By John Hubbuch
Last week's story on the Colt Building was just the latest chapter in the lengthy story of the Colt Building. The story is an old one. Not so old that many of the developers, Village officials and elected leaders aren't still around, but they ain't talking. Everyone involved in this debacle wants to blame the failure to develop the property on the great economoc collapse in 2008, but I know better.
The reality of course is that if acrimonius local politics hadn't delayed construction, the project would have been almost certainly funded and completed before the economy went off the rails. The failure of our elected leaders to come together on this was costly. I'm sure some one could calculate the lost revenue, property and sales taxes, employment and all the other stuff that comes from a big development in the heart of a downtown, but like I said ain't nobody talkin.
If I were to guess I would say the failure to get the project done before the storm was due to the long-standing battle between preservationists and economic developers.
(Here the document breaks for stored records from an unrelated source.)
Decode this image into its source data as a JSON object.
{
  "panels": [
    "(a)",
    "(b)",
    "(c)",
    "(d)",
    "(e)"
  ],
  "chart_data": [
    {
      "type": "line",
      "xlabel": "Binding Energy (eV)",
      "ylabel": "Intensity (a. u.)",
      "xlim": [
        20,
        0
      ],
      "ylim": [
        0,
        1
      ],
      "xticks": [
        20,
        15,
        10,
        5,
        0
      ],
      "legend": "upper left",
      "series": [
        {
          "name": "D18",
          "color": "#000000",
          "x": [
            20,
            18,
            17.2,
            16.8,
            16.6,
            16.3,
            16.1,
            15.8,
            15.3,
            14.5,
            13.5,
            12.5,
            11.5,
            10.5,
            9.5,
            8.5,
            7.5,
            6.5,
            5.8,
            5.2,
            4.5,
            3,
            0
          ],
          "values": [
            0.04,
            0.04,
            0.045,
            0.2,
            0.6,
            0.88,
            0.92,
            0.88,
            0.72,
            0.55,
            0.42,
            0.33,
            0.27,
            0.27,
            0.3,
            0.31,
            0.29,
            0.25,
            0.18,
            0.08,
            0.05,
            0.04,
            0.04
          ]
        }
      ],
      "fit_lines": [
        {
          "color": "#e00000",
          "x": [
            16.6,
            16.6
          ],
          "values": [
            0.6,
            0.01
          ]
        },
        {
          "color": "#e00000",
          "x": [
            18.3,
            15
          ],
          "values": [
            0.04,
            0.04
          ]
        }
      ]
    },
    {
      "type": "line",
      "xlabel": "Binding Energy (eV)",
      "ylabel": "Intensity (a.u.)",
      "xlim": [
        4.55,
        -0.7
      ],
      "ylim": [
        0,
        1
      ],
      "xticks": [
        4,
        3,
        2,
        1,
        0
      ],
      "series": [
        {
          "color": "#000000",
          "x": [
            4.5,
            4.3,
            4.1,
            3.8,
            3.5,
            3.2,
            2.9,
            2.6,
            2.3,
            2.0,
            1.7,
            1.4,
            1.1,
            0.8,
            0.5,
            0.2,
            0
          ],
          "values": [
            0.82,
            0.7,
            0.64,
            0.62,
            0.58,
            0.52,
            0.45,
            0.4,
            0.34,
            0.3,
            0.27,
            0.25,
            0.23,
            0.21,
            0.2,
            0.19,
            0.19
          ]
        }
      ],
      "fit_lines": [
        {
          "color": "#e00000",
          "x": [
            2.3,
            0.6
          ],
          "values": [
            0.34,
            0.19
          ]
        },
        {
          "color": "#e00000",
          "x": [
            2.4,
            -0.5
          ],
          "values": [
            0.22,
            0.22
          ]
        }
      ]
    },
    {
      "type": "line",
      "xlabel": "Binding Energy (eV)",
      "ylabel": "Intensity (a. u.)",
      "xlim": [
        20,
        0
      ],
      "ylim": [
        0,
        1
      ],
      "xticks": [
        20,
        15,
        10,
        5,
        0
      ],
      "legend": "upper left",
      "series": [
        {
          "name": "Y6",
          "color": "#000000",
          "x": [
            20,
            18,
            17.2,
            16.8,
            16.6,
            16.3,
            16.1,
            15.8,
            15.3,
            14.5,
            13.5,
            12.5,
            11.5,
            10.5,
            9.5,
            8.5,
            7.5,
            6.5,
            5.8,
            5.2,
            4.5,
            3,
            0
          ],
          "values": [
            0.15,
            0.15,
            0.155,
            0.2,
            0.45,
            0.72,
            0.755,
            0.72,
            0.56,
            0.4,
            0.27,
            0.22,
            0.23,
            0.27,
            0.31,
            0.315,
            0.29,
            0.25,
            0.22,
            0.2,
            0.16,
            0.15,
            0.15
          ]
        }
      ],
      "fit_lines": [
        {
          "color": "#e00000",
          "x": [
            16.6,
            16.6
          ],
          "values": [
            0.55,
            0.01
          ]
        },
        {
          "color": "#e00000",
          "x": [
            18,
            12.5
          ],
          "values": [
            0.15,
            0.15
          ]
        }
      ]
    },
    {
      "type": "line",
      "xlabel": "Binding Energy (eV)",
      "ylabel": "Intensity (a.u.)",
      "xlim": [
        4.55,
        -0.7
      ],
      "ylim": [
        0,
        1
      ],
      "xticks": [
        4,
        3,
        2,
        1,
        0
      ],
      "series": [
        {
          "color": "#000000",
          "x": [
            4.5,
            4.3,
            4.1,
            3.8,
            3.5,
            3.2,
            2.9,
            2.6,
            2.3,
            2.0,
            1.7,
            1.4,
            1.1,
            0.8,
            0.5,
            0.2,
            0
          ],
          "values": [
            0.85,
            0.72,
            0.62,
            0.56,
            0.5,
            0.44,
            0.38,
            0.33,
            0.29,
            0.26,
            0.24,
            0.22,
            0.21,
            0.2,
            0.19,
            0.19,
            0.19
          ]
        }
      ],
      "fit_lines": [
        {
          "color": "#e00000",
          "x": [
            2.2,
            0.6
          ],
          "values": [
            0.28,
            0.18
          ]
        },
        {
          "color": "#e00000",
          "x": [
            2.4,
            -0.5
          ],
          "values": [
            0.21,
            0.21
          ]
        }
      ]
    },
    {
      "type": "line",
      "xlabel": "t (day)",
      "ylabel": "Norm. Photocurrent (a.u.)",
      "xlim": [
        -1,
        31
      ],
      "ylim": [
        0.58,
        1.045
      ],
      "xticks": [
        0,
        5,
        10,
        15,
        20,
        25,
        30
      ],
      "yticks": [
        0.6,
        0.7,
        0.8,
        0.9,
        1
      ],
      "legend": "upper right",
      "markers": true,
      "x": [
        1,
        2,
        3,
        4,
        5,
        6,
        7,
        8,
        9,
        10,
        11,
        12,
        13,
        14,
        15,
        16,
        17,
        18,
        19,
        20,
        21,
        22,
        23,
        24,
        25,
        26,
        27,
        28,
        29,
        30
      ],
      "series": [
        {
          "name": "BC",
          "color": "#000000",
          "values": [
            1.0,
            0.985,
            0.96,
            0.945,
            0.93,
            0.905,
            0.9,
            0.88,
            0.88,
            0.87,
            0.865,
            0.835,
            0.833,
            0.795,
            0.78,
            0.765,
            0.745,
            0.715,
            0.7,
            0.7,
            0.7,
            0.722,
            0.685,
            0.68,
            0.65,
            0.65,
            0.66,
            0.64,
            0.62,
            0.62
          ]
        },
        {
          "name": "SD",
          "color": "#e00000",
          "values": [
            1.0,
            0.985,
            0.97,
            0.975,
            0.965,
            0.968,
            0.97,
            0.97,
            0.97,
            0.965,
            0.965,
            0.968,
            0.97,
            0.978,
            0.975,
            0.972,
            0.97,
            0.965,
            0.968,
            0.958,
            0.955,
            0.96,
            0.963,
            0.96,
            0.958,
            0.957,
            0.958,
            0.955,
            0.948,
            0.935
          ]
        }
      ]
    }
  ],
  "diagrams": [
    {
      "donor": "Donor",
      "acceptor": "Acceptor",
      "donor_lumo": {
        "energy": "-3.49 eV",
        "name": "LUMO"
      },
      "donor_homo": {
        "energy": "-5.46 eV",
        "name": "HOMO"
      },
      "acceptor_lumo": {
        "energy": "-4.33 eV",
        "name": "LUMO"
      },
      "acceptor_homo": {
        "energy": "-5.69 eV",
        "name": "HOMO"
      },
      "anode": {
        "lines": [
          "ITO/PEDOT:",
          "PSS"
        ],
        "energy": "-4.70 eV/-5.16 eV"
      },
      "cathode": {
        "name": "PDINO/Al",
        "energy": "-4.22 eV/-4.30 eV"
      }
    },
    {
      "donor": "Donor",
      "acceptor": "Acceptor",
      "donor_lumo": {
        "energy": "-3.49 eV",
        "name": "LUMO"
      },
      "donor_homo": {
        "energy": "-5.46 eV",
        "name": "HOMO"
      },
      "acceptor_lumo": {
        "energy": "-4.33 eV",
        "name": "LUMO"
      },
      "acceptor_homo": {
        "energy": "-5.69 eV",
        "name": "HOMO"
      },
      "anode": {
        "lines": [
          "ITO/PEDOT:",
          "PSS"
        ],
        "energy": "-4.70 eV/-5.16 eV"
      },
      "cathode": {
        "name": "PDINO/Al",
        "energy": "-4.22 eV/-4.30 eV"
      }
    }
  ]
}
Recall that the Colt Building had some arguable historic significance, and as a result precious time was lost fooling around on trying to save or renovate it. Another possible explanation is the animus between a split board who couldn't stand each other personally. It took several election cycles to resolve the animus, but by then it was too late.
This fiasco illustrates why local elections are so much more important than state and federal elections. A shift of a thousand votes can impact millions of dollars. The story of the Colt Building would be a cautionary tale for the Village's future, if only those who know the story would tell it . Confession is good for the soul.